Wednesday, June 03, 2009

Zawahiri Appears Right on Schedule, Doesn't Want Obama in His Beloved Egypt

h/t Atlas

AFP

Al-Qaeda number two slams Obama visit to Egypt

NICOSIA (AFP) — Al-Qaeda number two Ayman al-Zawahiri lashed out at US President Barack Obama Tuesday on the eve of his visit to the Middle East, urging Egyptians to shun him.

Zawahiri, who is himself an Egyptian, portrayed Obama's June 4 visit to Cairo as being at the invitation of the "torturers of Egypt" and the "slaves of America."

"His bloody messages were received and are still being received by Muslims, and they will not be concealed by public relations campaigns or by farcical visits or elegant words," Zawahiri said.

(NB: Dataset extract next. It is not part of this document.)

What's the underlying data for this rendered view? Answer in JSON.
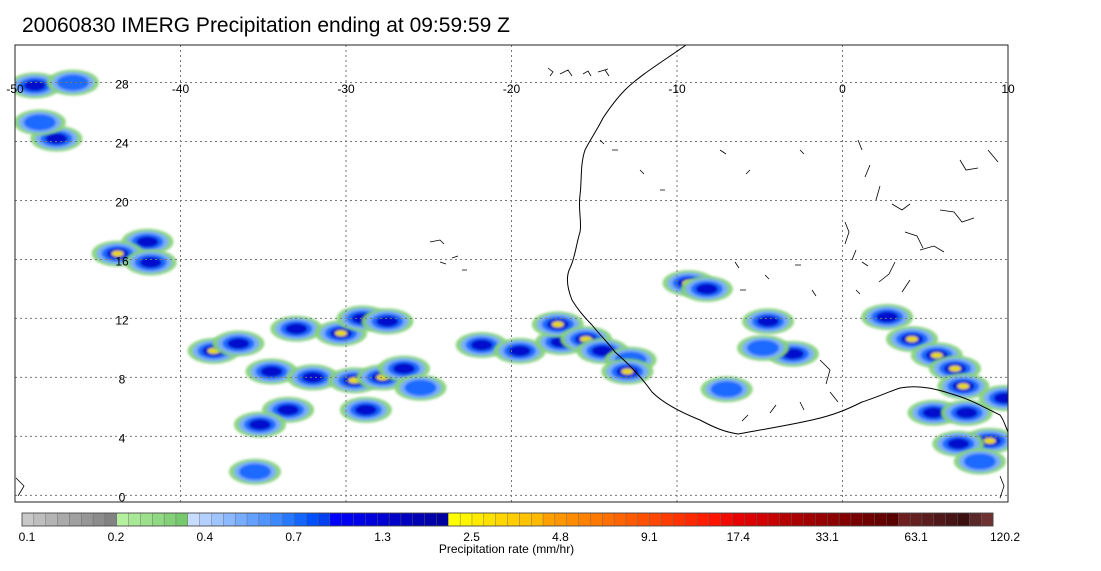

The audio recording of Zawahiri's speech was embedded in a comparatively brief 11 minute, 40 second video produced by As Sahab Media, Al-Qaeda's propaganda arm, according to the SITE Intelligence Group. It was posted on jihadist web forums.

In it, he urges Egyptians to shun Obama -- "that criminal who came seeking, with deception, to obtain what he failed to achieve on the ground after the mujahideen ruined the project of the Crusader America in Iraq, Afghanistan, and Somalia."

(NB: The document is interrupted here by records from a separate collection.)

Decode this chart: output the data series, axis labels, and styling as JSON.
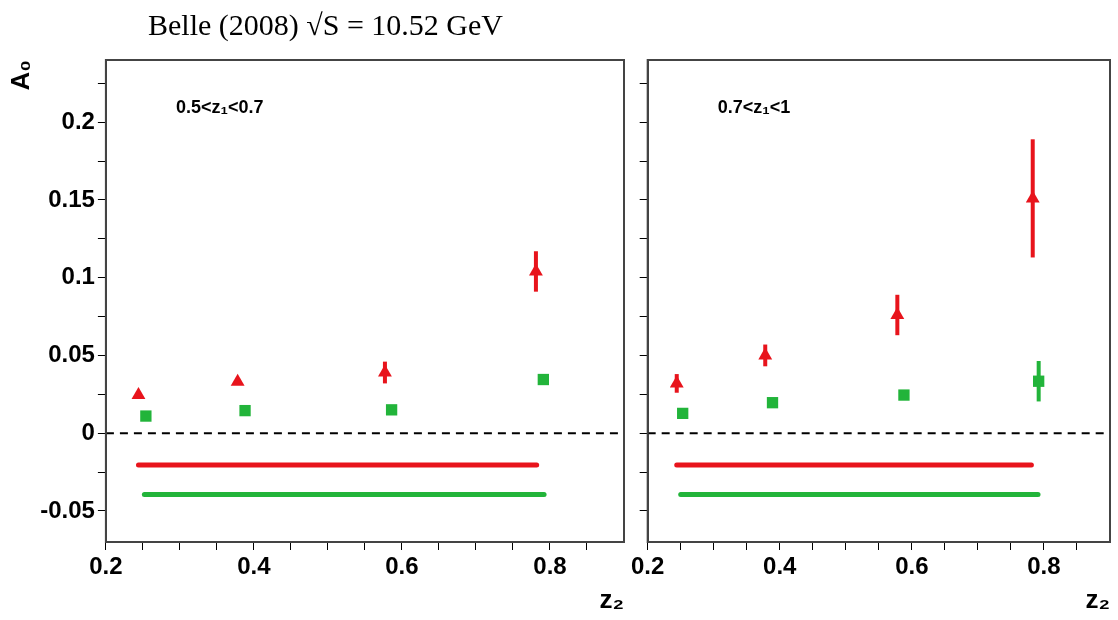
{
  "chart_data": [
    {
      "type": "scatter",
      "title": "Belle (2008) √S = 10.52 GeV",
      "xlabel": "z₂",
      "ylabel": "A₀",
      "annotations": [
        "0.5<z₁<0.7"
      ],
      "xlim": [
        0.2,
        0.9
      ],
      "ylim": [
        -0.07,
        0.24
      ],
      "xticks": [
        0.2,
        {
          "value": 0.25,
          "label": null
        },
        {
          "value": 0.3,
          "label": null
        },
        {
          "value": 0.35,
          "label": null
        },
        0.4,
        {
          "value": 0.45,
          "label": null
        },
        {
          "value": 0.5,
          "label": null
        },
        {
          "value": 0.55,
          "label": null
        },
        0.6,
        {
          "value": 0.65,
          "label": null
        },
        {
          "value": 0.7,
          "label": null
        },
        {
          "value": 0.75,
          "label": null
        },
        0.8,
        {
          "value": 0.85,
          "label": null
        }
      ],
      "yticks": [
        -0.05,
        {
          "value": -0.025,
          "label": null
        },
        0,
        {
          "value": 0.025,
          "label": null
        },
        0.05,
        {
          "value": 0.075,
          "label": null
        },
        0.1,
        {
          "value": 0.125,
          "label": null
        },
        0.15,
        {
          "value": 0.175,
          "label": null
        },
        0.2,
        {
          "value": 0.225,
          "label": null
        }
      ],
      "legend": false,
      "ref_lines": [
        {
          "axis": "y",
          "value": 0,
          "color": "#000000",
          "line_style": "dashed"
        }
      ],
      "series": [
        {
          "type": "scatter",
          "marker": "triangle",
          "color": "#e8141c",
          "x": [
            0.244,
            0.378,
            0.577,
            0.781
          ],
          "values": [
            0.0245,
            0.033,
            0.039,
            0.104
          ],
          "errors": [
            null,
            null,
            0.007,
            0.013
          ]
        },
        {
          "type": "scatter",
          "marker": "square",
          "color": "#22b43a",
          "x": [
            0.254,
            0.388,
            0.586,
            0.791
          ],
          "values": [
            0.011,
            0.0145,
            0.015,
            0.0345
          ]
        },
        {
          "type": "line",
          "marker": "none",
          "color": "#e8141c",
          "x": [
            0.244,
            0.782
          ],
          "values": [
            -0.0205,
            -0.0205
          ]
        },
        {
          "type": "line",
          "marker": "none",
          "color": "#22b43a",
          "x": [
            0.252,
            0.792
          ],
          "values": [
            -0.0395,
            -0.0395
          ]
        }
      ]
    },
    {
      "type": "scatter",
      "xlabel": "z₂",
      "annotations": [
        "0.7<z₁<1"
      ],
      "tick_labels": "x",
      "xlim": [
        0.2,
        0.9
      ],
      "ylim": [
        -0.07,
        0.24
      ],
      "xticks": [
        0.2,
        {
          "value": 0.25,
          "label": null
        },
        {
          "value": 0.3,
          "label": null
        },
        {
          "value": 0.35,
          "label": null
        },
        0.4,
        {
          "value": 0.45,
          "label": null
        },
        {
          "value": 0.5,
          "label": null
        },
        {
          "value": 0.55,
          "label": null
        },
        0.6,
        {
          "value": 0.65,
          "label": null
        },
        {
          "value": 0.7,
          "label": null
        },
        {
          "value": 0.75,
          "label": null
        },
        0.8,
        {
          "value": 0.85,
          "label": null
        }
      ],
      "yticks": [
        -0.05,
        {
          "value": -0.025,
          "label": null
        },
        0,
        {
          "value": 0.025,
          "label": null
        },
        0.05,
        {
          "value": 0.075,
          "label": null
        },
        0.1,
        {
          "value": 0.125,
          "label": null
        },
        0.15,
        {
          "value": 0.175,
          "label": null
        },
        0.2,
        {
          "value": 0.225,
          "label": null
        }
      ],
      "legend": false,
      "ref_lines": [
        {
          "axis": "y",
          "value": 0,
          "color": "#000000",
          "line_style": "dashed"
        }
      ],
      "series": [
        {
          "type": "scatter",
          "marker": "triangle",
          "color": "#e8141c",
          "x": [
            0.244,
            0.378,
            0.578,
            0.783
          ],
          "values": [
            0.032,
            0.05,
            0.076,
            0.151
          ],
          "errors": [
            0.006,
            0.007,
            0.013,
            0.038
          ]
        },
        {
          "type": "scatter",
          "marker": "square",
          "color": "#22b43a",
          "x": [
            0.253,
            0.389,
            0.588,
            0.792
          ],
          "values": [
            0.0127,
            0.0196,
            0.0245,
            0.0334
          ],
          "errors": [
            null,
            null,
            null,
            0.013
          ]
        },
        {
          "type": "line",
          "marker": "none",
          "color": "#e8141c",
          "x": [
            0.244,
            0.781
          ],
          "values": [
            -0.0205,
            -0.0205
          ]
        },
        {
          "type": "line",
          "marker": "none",
          "color": "#22b43a",
          "x": [
            0.25,
            0.791
          ],
          "values": [
            -0.0395,
            -0.0395
          ]
        }
      ]
    }
  ]
}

Obama departs Tuesday on what is certain to be a closely followed bid to reach out to the Muslim world and mend relations that have been marred by the polarizing US-led wars of the past eight years.

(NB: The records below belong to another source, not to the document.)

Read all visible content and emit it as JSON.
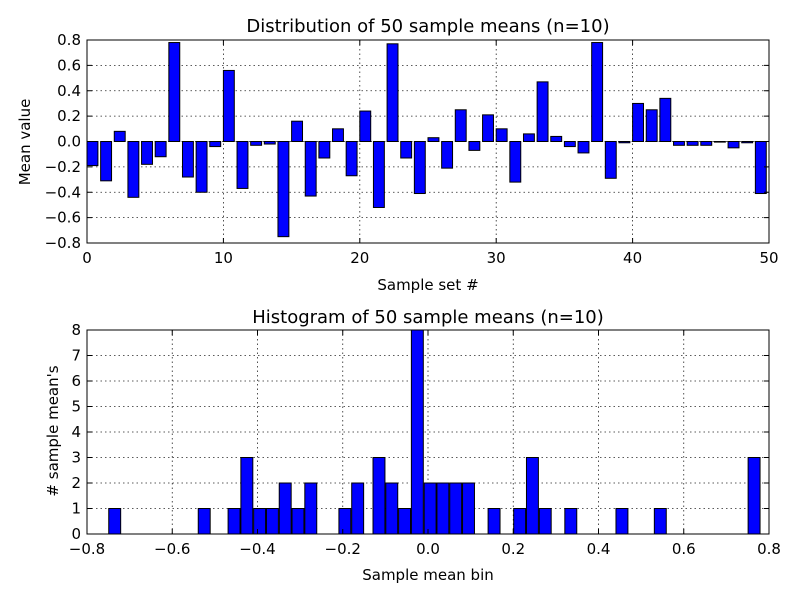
{
  "chart_data": [
    {
      "type": "bar",
      "title": "Distribution of 50 sample means (n=10)",
      "xlabel": "Sample set #",
      "ylabel": "Mean value",
      "xlim": [
        0,
        50
      ],
      "ylim": [
        -0.8,
        0.8
      ],
      "xticks": [
        0,
        10,
        20,
        30,
        40,
        50
      ],
      "yticks": [
        -0.8,
        -0.6,
        -0.4,
        -0.2,
        0.0,
        0.2,
        0.4,
        0.6,
        0.8
      ],
      "ytick_labels": [
        "−0.8",
        "−0.6",
        "−0.4",
        "−0.2",
        "0.0",
        "0.2",
        "0.4",
        "0.6",
        "0.8"
      ],
      "grid": true,
      "bar_width": 0.8,
      "color": "#0000ff",
      "x": [
        0,
        1,
        2,
        3,
        4,
        5,
        6,
        7,
        8,
        9,
        10,
        11,
        12,
        13,
        14,
        15,
        16,
        17,
        18,
        19,
        20,
        21,
        22,
        23,
        24,
        25,
        26,
        27,
        28,
        29,
        30,
        31,
        32,
        33,
        34,
        35,
        36,
        37,
        38,
        39,
        40,
        41,
        42,
        43,
        44,
        45,
        46,
        47,
        48,
        49
      ],
      "values": [
        -0.19,
        -0.31,
        0.08,
        -0.44,
        -0.18,
        -0.12,
        0.78,
        -0.28,
        -0.4,
        -0.04,
        0.56,
        -0.37,
        -0.03,
        -0.02,
        -0.75,
        0.16,
        -0.43,
        -0.13,
        0.1,
        -0.27,
        0.24,
        -0.52,
        0.77,
        -0.13,
        -0.41,
        0.03,
        -0.21,
        0.25,
        -0.07,
        0.21,
        0.1,
        -0.32,
        0.06,
        0.47,
        0.04,
        -0.04,
        -0.09,
        0.78,
        -0.29,
        -0.01,
        0.3,
        0.25,
        0.34,
        -0.03,
        -0.03,
        -0.03,
        0.0,
        -0.05,
        -0.01,
        -0.41
      ]
    },
    {
      "type": "bar",
      "title": "Histogram of 50 sample means (n=10)",
      "xlabel": "Sample mean bin",
      "ylabel": "# sample mean's",
      "xlim": [
        -0.8,
        0.8
      ],
      "ylim": [
        0,
        8
      ],
      "xticks": [
        -0.8,
        -0.6,
        -0.4,
        -0.2,
        0.0,
        0.2,
        0.4,
        0.6,
        0.8
      ],
      "xtick_labels": [
        "−0.8",
        "−0.6",
        "−0.4",
        "−0.2",
        "0.0",
        "0.2",
        "0.4",
        "0.6",
        "0.8"
      ],
      "yticks": [
        0,
        1,
        2,
        3,
        4,
        5,
        6,
        7,
        8
      ],
      "grid": true,
      "bin_width": 0.03,
      "bar_width": 0.028,
      "color": "#0000ff",
      "bin_centers": [
        -0.735,
        -0.525,
        -0.455,
        -0.425,
        -0.395,
        -0.365,
        -0.335,
        -0.305,
        -0.275,
        -0.195,
        -0.165,
        -0.115,
        -0.085,
        -0.055,
        -0.025,
        0.005,
        0.035,
        0.065,
        0.095,
        0.155,
        0.215,
        0.245,
        0.275,
        0.335,
        0.455,
        0.545,
        0.765
      ],
      "counts": [
        1,
        1,
        1,
        3,
        1,
        1,
        2,
        1,
        2,
        1,
        2,
        3,
        2,
        1,
        8,
        2,
        2,
        2,
        2,
        1,
        1,
        3,
        1,
        1,
        1,
        1,
        3
      ]
    }
  ]
}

He will fly first to Saudi Arabia for talks with King Abdullah, who has been trying to relaunch a 2002 Arab-backed regional peace initiative.

Then, he will go on to Cairo where he will speak to the Muslim world in an address at an Egyptian university.

"No one speech is going to solve every problem," Obama said in an interview with the BBC. But he said his trip was "an opportunity for us to get both sides to listen to each other a little bit more and then hopefully learn something."

Obama said that in the wake of the September 11, 2001 attacks on the United States, Washington had sometimes not been "careful to distinguish our very real need to hunt down extremists ... and broader policy differences or cultural differences that exist."

"There are misapprehensions on the part of the West about the Muslim world, and obviously there's some big misapprehensions about the Muslim world when it comes to those of us in the West," he added.

Since taking office, Obama has moved to reverse a number of controversial policies that have antagonized Muslims.

He has vowed to close the US "war on terror" prison at Guantanamo and banned the harsh interrogations techniques that the CIA had used on "high value" prisoners.

But there has been no let up on US missile attacks on suspected Al-Qaeda hideouts in the Pakistani tribal areas that border Afghanistan.

The Washington Post reported on Monday that about half of top 20 US-designated Al-Qaeda or extremist targets have been eliminated in missile attacks launched by drones since last fall.

The report said the Obama administration has maintained a pace of four or five such attacks a month, which have fueled anti-American sentiment in Pakistan but also kept Al-Qaeda on edge.

"They've suffered some serious losses and seem to be feeling a heightened sense of anxiety -- and that's not a bad thing at all," a senior US counter-terrorism official was quoted as saying.